As we all know this was worked around more than a decade ago and all browsers save an ancient Safari outlier are not vulnerable to it.
Yes, but due to the CVSS score, using CBC based ciphers in TLS 1.0 is a fail. Sure, the risks have been mitigated and they are good to use, but you can't if you want to be PCI compliant.
We all know that cipher suites can be turned on and off independent of TLS version.
Yes, but if you turn off the RC4 ciphers and turn off the CBC based ciphers in TLS 1.0, there are no TLS 1.0 browsers that have a compatible cipher. This results in TLS 1.0 browsers no longer working in such a configuration. Hence the problem here.
I would love for someone to provide a reference where in PCI a CVE scoring regime for PCI compliance is even mentioned.
Here you go - Page 22
"With a few exceptions (see the Compliance Determination—Overall and by Component section below for
details), any vulnerability with a CVSS base score of 4.0 or higher will result in a non-compliant scan, and
all such vulnerabilities must be remediated by the scan customer. "
Regardless these problems are not vulnerabilities when you turn off a broken cipher suite and implement workarounds having existed for more than a decade.
Sure, not vulnerabilities, but still a PCI fail due to the NIST CVSS scoring, which is the point here. (Bureaucracy)
I have vague memories of people trying this nonsense but it didn't last long.

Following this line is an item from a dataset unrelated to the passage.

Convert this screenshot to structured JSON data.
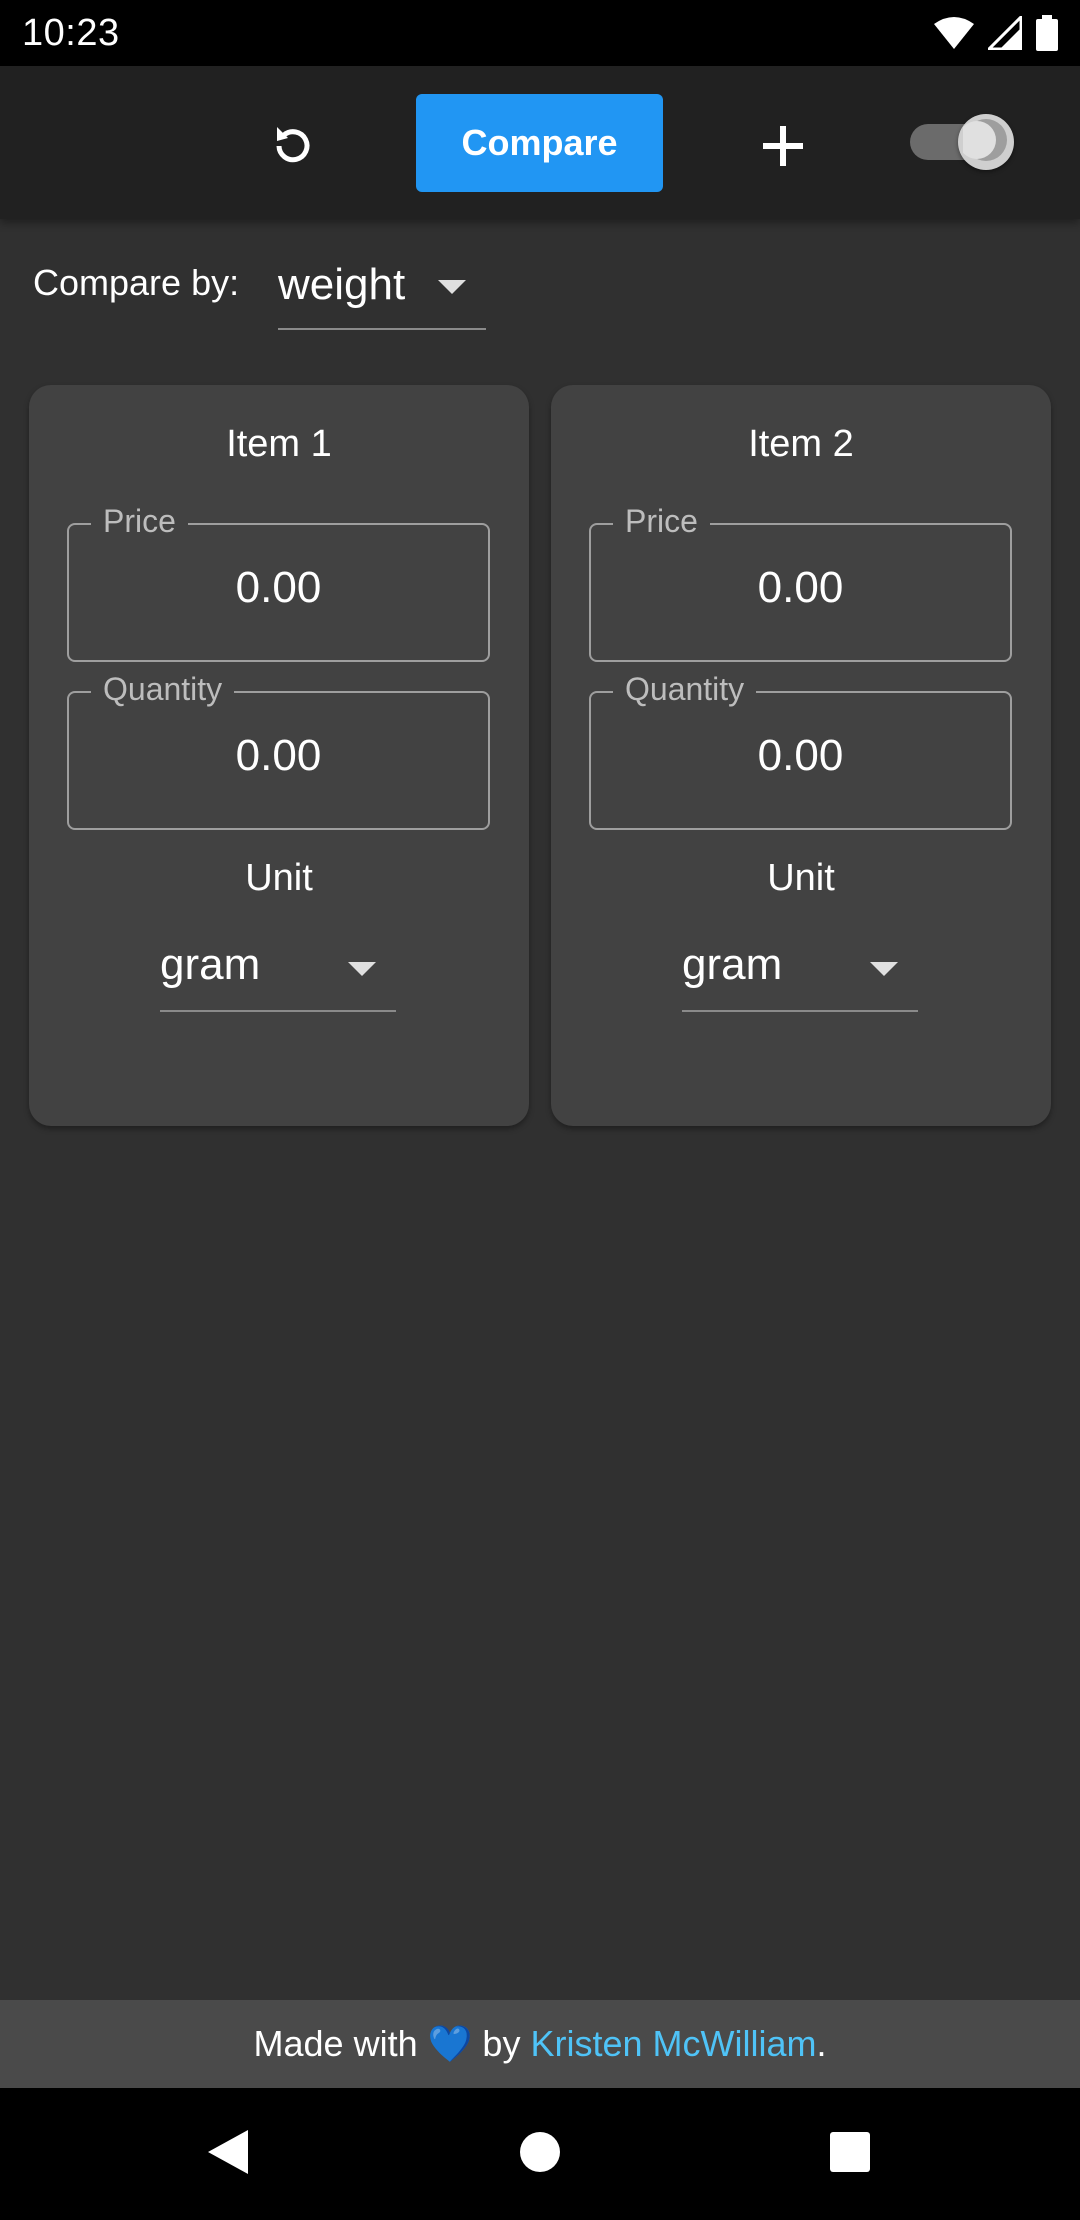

Earlier this year when I was researching this, there were very many financial sites that used RC4 ciphers. They had no choice but to do this if they wanted to support TLS 1.0 browsers AND be PCI compliant.
Curse you NIST... or NASA or GEOINT or KGB or whoever for a completely broken chain of incoherent nonsense.
My personal opinion this is a CONSPIRACY.. more trivial work / check boxes for the Nessus button pushers to run while they abstract absurd amounts of cash from their victims.
Not so. I was there when this came about. In fact, I kinda seeded the notion that this had to be dealt with by fixing the CVSS scoring with the NIST. I was just frustrated with the problem and wanted to find a 'correct' fix. But it blew up as explained previously - damn you, NIST.